Der braune Sumpf im nördlichen Rheinland-Pfalz

Am 22 November wird das zweite große Neonazievent innerhalb eines Monats im Raum Remagen stattfinden. Bisher verlief die Mobilisierung der Nazis für den Trauermarsch in Remagen schleppender als letztes Jahr. Vielmehr ist die Tendenz zu sehen, dass vermehrt auf internen Veranstaltungen geworben und mobilisiert wird.

Nazi-Fightnight
Schon am 25.10.2014 fand in Vettelschoß, keine 10km Luftlinie von Remagen ein überregionales Neonazi-Kampfsport-Event statt. Angereist waren mindestens 100 Neonazis aus mehreren Bundesländern, unter anderem aus Baden-Württemberg, Hessen, Niedersachsen und NRW.
Das antifaschistische Infobüro Rhein Main berichtete: http://www.infobuero.org/2014/10/vettelschoss-nazi-kampfsport-veranstaltung-am-25-oktober-2014/

Die Nazifightnight fand in der Vettelschoßer Funsport-Arena statt. Dort trainiert auch der örtliche Kampfsportverein Fight Club e.V. Der Verein, der sich mit dem Namenszusatz “Asgard” präsentiert wird, spielt mit nordischer Mythologie und Symbolik – beides sehr beliebt in der rechten Szene.
Neben “Asgard” wird ein sogenannten Thorshammer im Logo verwendet. Die Aufklärungsbroschüre Das Versteckspiel beschreibt die Bedeutung des Thorshammers für die extreme Rechte: „In der Bildsprache der extremen Rechten ist der Gott Thor die reinigende Kraft. Er soll mit seinem Thorshammer ‘das deutsche Volk vom verderbenden Ungeziefer’ reinigen.“ Asgard ist in der nordischen Mythologie der Sitz der Götter. Dort findet sich auch das von Nazis besonders verehrte ´Walhall´.

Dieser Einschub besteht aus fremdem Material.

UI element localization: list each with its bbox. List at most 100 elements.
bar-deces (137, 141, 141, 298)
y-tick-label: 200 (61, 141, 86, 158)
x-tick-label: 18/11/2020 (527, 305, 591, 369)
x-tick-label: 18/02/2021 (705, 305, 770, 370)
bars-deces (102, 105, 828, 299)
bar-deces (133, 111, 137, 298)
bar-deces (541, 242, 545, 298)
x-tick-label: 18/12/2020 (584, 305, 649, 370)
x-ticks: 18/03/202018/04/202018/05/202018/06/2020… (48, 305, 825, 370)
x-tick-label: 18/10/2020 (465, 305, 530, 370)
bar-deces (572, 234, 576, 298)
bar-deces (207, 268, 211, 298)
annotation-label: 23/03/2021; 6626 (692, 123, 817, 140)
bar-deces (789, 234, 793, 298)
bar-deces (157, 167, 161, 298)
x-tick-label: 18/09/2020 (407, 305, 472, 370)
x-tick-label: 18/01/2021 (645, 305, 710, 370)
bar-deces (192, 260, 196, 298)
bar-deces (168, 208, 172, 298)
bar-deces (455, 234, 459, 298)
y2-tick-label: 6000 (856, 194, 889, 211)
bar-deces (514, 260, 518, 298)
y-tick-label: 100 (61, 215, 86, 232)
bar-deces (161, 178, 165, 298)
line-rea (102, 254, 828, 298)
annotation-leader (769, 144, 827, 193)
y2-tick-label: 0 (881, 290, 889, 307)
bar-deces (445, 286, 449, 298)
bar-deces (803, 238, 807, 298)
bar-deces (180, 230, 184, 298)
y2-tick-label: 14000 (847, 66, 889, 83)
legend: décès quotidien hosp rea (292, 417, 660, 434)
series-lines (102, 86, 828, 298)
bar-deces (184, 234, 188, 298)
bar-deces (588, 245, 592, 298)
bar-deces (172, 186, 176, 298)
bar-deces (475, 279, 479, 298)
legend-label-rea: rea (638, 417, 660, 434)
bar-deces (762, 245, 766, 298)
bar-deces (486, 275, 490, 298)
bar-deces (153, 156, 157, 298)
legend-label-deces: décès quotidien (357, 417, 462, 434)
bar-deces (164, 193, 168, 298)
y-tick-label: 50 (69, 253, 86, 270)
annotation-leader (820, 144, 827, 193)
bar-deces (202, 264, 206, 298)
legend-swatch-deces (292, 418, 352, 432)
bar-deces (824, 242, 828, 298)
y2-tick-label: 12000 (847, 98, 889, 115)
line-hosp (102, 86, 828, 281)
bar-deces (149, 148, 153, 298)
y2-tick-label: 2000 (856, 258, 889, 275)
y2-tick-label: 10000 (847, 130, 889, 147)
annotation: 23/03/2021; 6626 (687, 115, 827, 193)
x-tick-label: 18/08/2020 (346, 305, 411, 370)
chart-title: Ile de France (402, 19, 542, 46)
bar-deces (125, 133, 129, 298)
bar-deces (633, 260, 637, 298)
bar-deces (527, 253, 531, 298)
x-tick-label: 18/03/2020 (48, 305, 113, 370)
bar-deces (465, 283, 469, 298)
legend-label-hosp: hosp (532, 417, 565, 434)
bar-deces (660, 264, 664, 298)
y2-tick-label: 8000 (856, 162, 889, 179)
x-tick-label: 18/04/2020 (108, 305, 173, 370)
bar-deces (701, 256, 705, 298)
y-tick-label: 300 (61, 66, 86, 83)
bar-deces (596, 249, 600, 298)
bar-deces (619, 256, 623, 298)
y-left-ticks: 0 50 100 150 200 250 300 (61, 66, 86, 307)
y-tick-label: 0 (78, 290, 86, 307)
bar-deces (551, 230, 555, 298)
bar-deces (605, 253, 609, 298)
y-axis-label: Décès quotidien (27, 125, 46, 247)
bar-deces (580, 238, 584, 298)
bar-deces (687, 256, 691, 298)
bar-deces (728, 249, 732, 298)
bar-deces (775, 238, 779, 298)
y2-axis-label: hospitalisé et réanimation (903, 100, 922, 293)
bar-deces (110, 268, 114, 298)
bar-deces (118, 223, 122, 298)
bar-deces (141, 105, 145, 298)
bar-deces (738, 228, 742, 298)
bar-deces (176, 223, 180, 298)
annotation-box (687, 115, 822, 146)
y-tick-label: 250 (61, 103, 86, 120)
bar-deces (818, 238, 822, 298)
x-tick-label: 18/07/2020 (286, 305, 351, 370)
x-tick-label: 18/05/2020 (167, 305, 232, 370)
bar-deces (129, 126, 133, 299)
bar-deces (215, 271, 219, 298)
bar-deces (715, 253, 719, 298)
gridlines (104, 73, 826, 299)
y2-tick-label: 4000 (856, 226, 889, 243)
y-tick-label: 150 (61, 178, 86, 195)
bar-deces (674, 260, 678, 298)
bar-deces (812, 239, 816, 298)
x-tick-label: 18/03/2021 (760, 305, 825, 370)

Für die Demonstration in Remagen brisant:
Einer der drei Trainer des Fight Club e.V. präsentiert sich bei Facebook mit Bezügen zur neonazistischen Szene. Er bekennt sich zu einschlägigen Szene-Marken sowie zur JN Ahrtal, einer rheinland-pfälzischen Jugendgruppe der NPD, in der sich Neonazis vom verbotenen Aktionsbüro Mittelrhein [ABM] tummeln. Die JN Ahrtal ist in der Region um Remagen und im Ahrtal aktiv. Ihre Mitglieder sind Mitorganisatoren des jährlichen Trauermarsches in Remagen. Einige Mitglieder der JN Ahrtal, die man durchaus als ABM- Nachfolgeorganisation bezeichnen könnte, trainieren Kampfsport und treten sehr aggressiv auf.
Dazu mehr von der Antifa Koblenz: http://antifakoblenz.noblogs.org/post/2014/09/18/neues-vom-aktionsbuero-mittelrhein-abm/

Auch mit dem Verbot des Aktionsbüro Mittelrheins ist der braune Sumpf im Norden von Rheinland-Pfalz und in der Region um Remagen noch längst nicht ausgetrocknet:
Deutschlandweite Nazi-Kampfsport-Events, organisiert von einem weltweit vernetzten Chapter Westwall der Hammerskins, die JN Ahrtal und die NPD Koblenz als Auffangbecken für das verbotene ABM sowie der Trauermarsch in Remagen.

… ist gibt also aus antifaschistischer Perspektive reichlich zu tun….
22. November in Remagen gegen die Nazis auf die Straße.